Troubleshooting Tip: Error message "Interface switch is in use" or "Interface internal is in use" or "Entry is used" when changing internal-switch-mode

 

When making this change from the GUI, the message "Entry is used" will be displayed

 

 

The internal interface is a switch with either four or six physical interface connections, depending on the FortiGate model. Normally the internal interface is configured as a single interface shared by all physical interface connections - a switch.

For further details about switch mode please consult the appropriate FortiGate Administration Guide or the release notes.

The root cause can be some dependencies existing between the internal interface and other objects (DHCP settings, Firewall Policies), that will prevent this change.

To verify if other objects are referring to the internal interface, the diagnose command "diagnose sys checkused "can be used.

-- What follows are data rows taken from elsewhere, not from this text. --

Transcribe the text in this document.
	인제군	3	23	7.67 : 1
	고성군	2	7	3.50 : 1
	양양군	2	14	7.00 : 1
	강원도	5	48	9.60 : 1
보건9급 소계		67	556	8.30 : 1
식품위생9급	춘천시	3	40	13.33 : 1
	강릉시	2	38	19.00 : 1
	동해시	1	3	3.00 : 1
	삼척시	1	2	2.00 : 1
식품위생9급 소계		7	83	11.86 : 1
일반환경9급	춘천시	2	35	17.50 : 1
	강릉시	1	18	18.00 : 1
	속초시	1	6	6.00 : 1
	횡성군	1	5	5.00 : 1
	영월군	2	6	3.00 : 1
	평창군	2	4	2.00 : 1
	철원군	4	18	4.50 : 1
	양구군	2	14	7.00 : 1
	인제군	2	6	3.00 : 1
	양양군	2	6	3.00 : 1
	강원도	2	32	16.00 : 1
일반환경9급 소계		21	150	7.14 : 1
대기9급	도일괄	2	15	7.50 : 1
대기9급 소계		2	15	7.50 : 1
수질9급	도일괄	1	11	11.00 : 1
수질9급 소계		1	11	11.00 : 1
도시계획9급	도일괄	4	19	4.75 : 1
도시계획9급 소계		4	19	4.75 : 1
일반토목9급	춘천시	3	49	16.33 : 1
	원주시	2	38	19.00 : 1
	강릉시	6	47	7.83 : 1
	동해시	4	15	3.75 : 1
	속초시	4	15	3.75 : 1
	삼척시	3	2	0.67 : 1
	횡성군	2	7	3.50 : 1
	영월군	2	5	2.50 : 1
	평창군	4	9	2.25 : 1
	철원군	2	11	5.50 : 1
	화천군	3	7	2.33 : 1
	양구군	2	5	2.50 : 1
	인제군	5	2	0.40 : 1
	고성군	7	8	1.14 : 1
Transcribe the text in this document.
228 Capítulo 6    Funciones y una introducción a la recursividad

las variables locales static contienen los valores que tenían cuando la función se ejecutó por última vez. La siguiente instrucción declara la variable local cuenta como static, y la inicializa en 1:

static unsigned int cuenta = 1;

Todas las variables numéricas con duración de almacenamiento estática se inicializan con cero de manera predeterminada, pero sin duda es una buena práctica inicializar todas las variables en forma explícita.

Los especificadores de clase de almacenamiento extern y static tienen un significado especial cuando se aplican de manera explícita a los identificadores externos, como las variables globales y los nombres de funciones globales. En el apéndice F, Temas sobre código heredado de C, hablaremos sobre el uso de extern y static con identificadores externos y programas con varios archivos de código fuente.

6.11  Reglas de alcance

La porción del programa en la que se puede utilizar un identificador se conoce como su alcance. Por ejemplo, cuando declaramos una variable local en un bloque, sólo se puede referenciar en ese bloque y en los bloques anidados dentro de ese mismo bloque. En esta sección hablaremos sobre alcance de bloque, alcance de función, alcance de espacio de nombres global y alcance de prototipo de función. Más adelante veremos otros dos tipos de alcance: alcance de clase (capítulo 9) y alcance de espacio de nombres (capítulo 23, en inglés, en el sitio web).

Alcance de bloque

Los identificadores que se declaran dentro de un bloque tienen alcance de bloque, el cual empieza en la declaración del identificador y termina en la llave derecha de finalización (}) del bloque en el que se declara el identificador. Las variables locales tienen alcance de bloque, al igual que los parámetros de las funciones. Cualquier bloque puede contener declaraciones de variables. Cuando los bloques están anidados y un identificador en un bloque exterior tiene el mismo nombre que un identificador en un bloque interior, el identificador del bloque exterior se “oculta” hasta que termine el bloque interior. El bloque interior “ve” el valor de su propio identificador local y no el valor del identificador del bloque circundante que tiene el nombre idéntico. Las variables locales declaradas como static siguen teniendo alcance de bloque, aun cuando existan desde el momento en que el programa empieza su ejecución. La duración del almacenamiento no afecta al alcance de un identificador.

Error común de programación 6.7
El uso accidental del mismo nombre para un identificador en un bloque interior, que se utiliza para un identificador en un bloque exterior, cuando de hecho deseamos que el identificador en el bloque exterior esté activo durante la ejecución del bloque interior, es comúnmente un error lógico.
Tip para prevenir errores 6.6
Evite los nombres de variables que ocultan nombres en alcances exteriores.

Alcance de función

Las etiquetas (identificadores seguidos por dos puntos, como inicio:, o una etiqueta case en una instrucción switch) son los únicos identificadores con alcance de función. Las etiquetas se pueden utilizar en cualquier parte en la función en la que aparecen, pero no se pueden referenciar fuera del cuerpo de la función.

This is an example on a FortiGate 60B with a default configuration, and we are looking at all dependencies for the interface called "internal"

 

FGT60B # diagnose sys checkused system.interface.name internal

entry used by table system.dhcp.server:name 'internal_dhcp_server' entry used by table firewall.policy:policyid '1' entry used by table router.static:seq-num '1'

The analysis of the above output is the following :

 

Message	Description
entry used by table system.dhcp.server:name 'internal_dhcp_server'	There is a DHCP server called 'internal_dhcp_server' enabled on the "internal" interface
entry used by table firewall.policy:policyid '1'	There is a Firewall Policy (ID 1) that refers to "internal"
entry used by table router.static:seq-num '1'	There is a static route (entry 1) that refers to "internal"

 

You will need to delete all the above settings in order to be able to apply the change.